One such apparatus is known in conjunction with an inspection machine for plastic bottles from DE 37 22 422 C2. In the case of this known apparatus the bottle can be clamped on a plate by means of a head fastened in freely rotatable manner to a vertically displaceable carriage. The interior of the bottle can be pressurised through the head, said pressure being recorded by a pressure sensor disposed on the head. The interior of the container is pressurised using a metering piston adapted to be displaceable at right angles to the head in a cylinder provided inside the carriage. A piston rod joined to the metering piston is able to be displaced against the pressure of a return spring by a cam disc attached to the machine frame via a follower roller. On the side of the metering piston nearest the return spring is a cylinder chamber. Whenever the metering piston is displaced, the air in this cylinder chamber is forced into the bottle along a bore provided in the head, and the pressure sensor records the pressure that builds up inside the bottle. An electronic analyser compares this pressure with a limiting value and subsequently actuates an ejector in the event of excessive deviation from this limiting value. A bottle of nominal volume has a given limiting pressure value. If the volume of the bottle is smaller or greater than the nominal volume, the limiting pressure value is respectively exceeded or not attained when the said volume of air is forced in.

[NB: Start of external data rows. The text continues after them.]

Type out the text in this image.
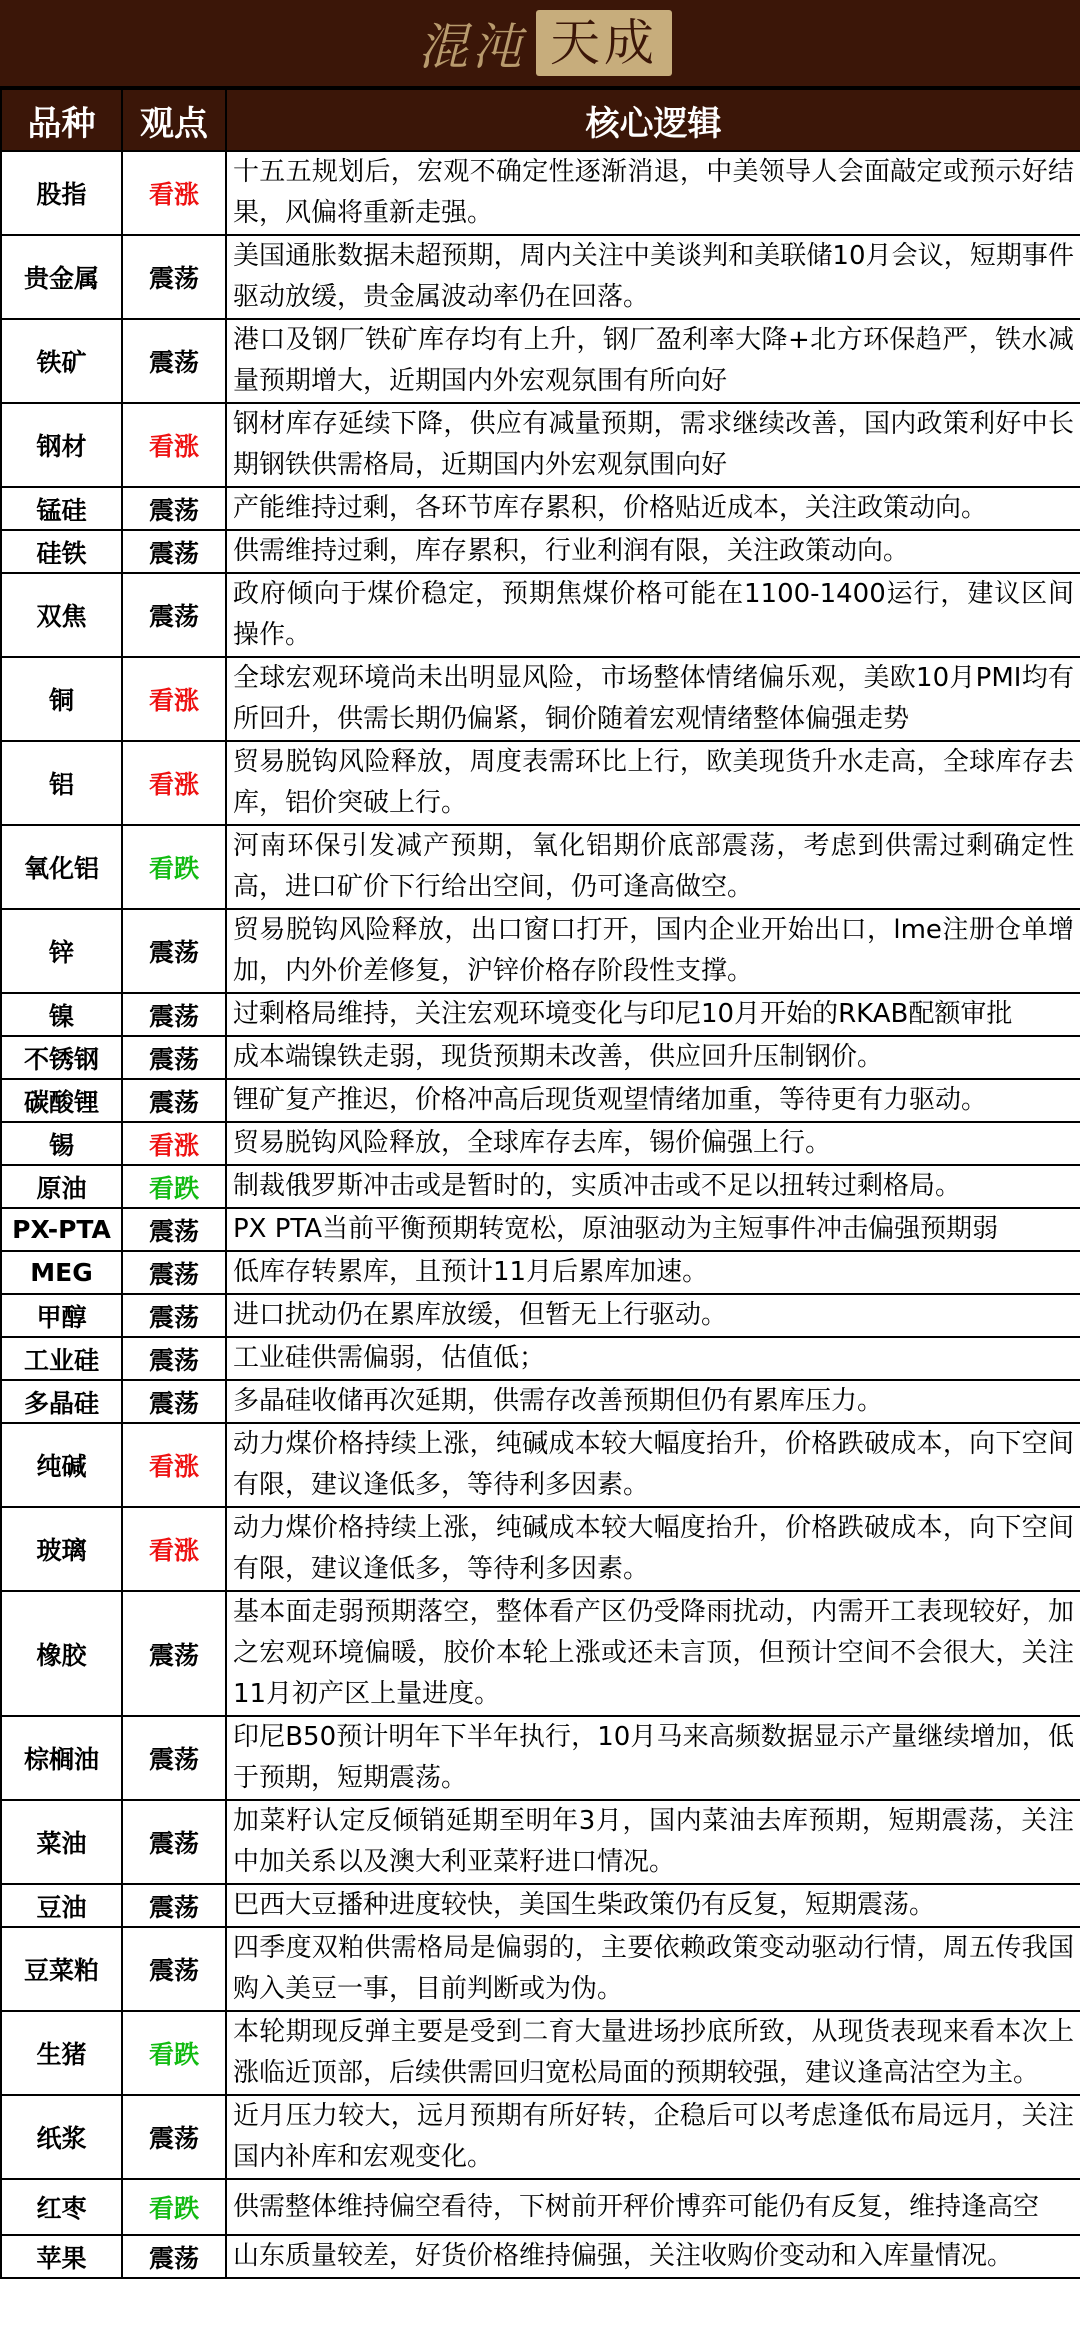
混沌 天成
品种	观点	核心逻辑
股指	看涨	十五五规划后，宏观不确定性逐渐消退，中美领导人会面敲定或预示好结果，风偏将重新走强。
贵金属	震荡	美国通胀数据未超预期，周内关注中美谈判和美联储10月会议，短期事件驱动放缓，贵金属波动率仍在回落。
铁矿	震荡	港口及钢厂铁矿库存均有上升，钢厂盈利率大降+北方环保趋严，铁水减量预期增大，近期国内外宏观氛围有所向好
钢材	看涨	钢材库存延续下降，供应有减量预期，需求继续改善，国内政策利好中长期钢铁供需格局，近期国内外宏观氛围向好
锰硅	震荡	产能维持过剩，各环节库存累积，价格贴近成本，关注政策动向。
硅铁	震荡	供需维持过剩，库存累积，行业利润有限，关注政策动向。
双焦	震荡	政府倾向于煤价稳定，预期焦煤价格可能在1100-1400运行，建议区间操作。
铜	看涨	全球宏观环境尚未出明显风险，市场整体情绪偏乐观，美欧10月PMI均有所回升，供需长期仍偏紧，铜价随着宏观情绪整体偏强走势
铝	看涨	贸易脱钩风险释放，周度表需环比上行，欧美现货升水走高，全球库存去库，铝价突破上行。
氧化铝	看跌	河南环保引发减产预期，氧化铝期价底部震荡，考虑到供需过剩确定性高，进口矿价下行给出空间，仍可逢高做空。
锌	震荡	贸易脱钩风险释放，出口窗口打开，国内企业开始出口，lme注册仓单增加，内外价差修复，沪锌价格存阶段性支撑。
镍	震荡	过剩格局维持，关注宏观环境变化与印尼10月开始的RKAB配额审批
不锈钢	震荡	成本端镍铁走弱，现货预期未改善，供应回升压制钢价。
碳酸锂	震荡	锂矿复产推迟，价格冲高后现货观望情绪加重，等待更有力驱动。
锡	看涨	贸易脱钩风险释放，全球库存去库，锡价偏强上行。
原油	看跌	制裁俄罗斯冲击或是暂时的，实质冲击或不足以扭转过剩格局。
PX-PTA	震荡	PX PTA当前平衡预期转宽松，原油驱动为主短事件冲击偏强预期弱
MEG	震荡	低库存转累库，且预计11月后累库加速。
甲醇	震荡	进口扰动仍在累库放缓，但暂无上行驱动。
工业硅	震荡	工业硅供需偏弱，估值低；
多晶硅	震荡	多晶硅收储再次延期，供需存改善预期但仍有累库压力。
纯碱	看涨	动力煤价格持续上涨，纯碱成本较大幅度抬升，价格跌破成本，向下空间有限，建议逢低多，等待利多因素。
玻璃	看涨	动力煤价格持续上涨，纯碱成本较大幅度抬升，价格跌破成本，向下空间有限，建议逢低多，等待利多因素。
橡胶	震荡	基本面走弱预期落空，整体看产区仍受降雨扰动，内需开工表现较好，加之宏观环境偏暖，胶价本轮上涨或还未言顶，但预计空间不会很大，关注11月初产区上量进度。
棕榈油	震荡	印尼B50预计明年下半年执行，10月马来高频数据显示产量继续增加，低于预期，短期震荡。
菜油	震荡	加菜籽认定反倾销延期至明年3月，国内菜油去库预期，短期震荡，关注中加关系以及澳大利亚菜籽进口情况。
豆油	震荡	巴西大豆播种进度较快，美国生柴政策仍有反复，短期震荡。
豆菜粕	震荡	四季度双粕供需格局是偏弱的，主要依赖政策变动驱动行情，周五传我国购入美豆一事，目前判断或为伪。
生猪	看跌	本轮期现反弹主要是受到二育大量进场抄底所致，从现货表现来看本次上涨临近顶部，后续供需回归宽松局面的预期较强，建议逢高沽空为主。
纸浆	震荡	近月压力较大，远月预期有所好转，企稳后可以考虑逢低布局远月，关注国内补库和宏观变化。
红枣	看跌	供需整体维持偏空看待，下树前开秤价博弈可能仍有反复，维持逢高空
苹果	震荡	山东质量较差，好货价格维持偏强，关注收购价变动和入库量情况。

The aforesaid inspection machine is primarily intended for inspecting returnable bottles made from plastic, ie. bottles returned by the customer and then refilled. The known apparatus works perfectly satisfactorily on this type of inspection machine. However, it has been shown that problems can arise if the apparatus is used on an inspection machine employed for series production of PET or glass bottles. Volume deviations may even occur in this sort of series manufacturing process. It is therefore necessary to check the volume of the bottles using an apparatus of the type indicated initially. If the volume deviations are outside a given tolerance, the bottles concerned again have to be identified as defective and removed. In this type of series production process the bottles, which have usually come from a blow moulding machine, contain warmed air. The volume of air forced into the bottle using the metering piston is relatively small in comparison to the volume of the bottle, and the excess pressure produced by forcing in the volume of air is correspondingly small. If in the series production process the measurement result is also affected by volumes of air at different temperatures, it is no longer possible to obtain reliable readings. Furthermore, it is in any event no simple matter to provide an external volume of air that is always constant and ideally at the same temperature and force it into a bottle, for in series production there is usually less than a second available for the entire check per bottle.
It has been found that fixing the start of the pressure measurements is a difficult matter. Yet a precise starting point for the pressure measurements is indispensable, for as a rule it is necessary in the very brief time available for measurement to take a plurality of pressure measurements under various defined measurement conditions.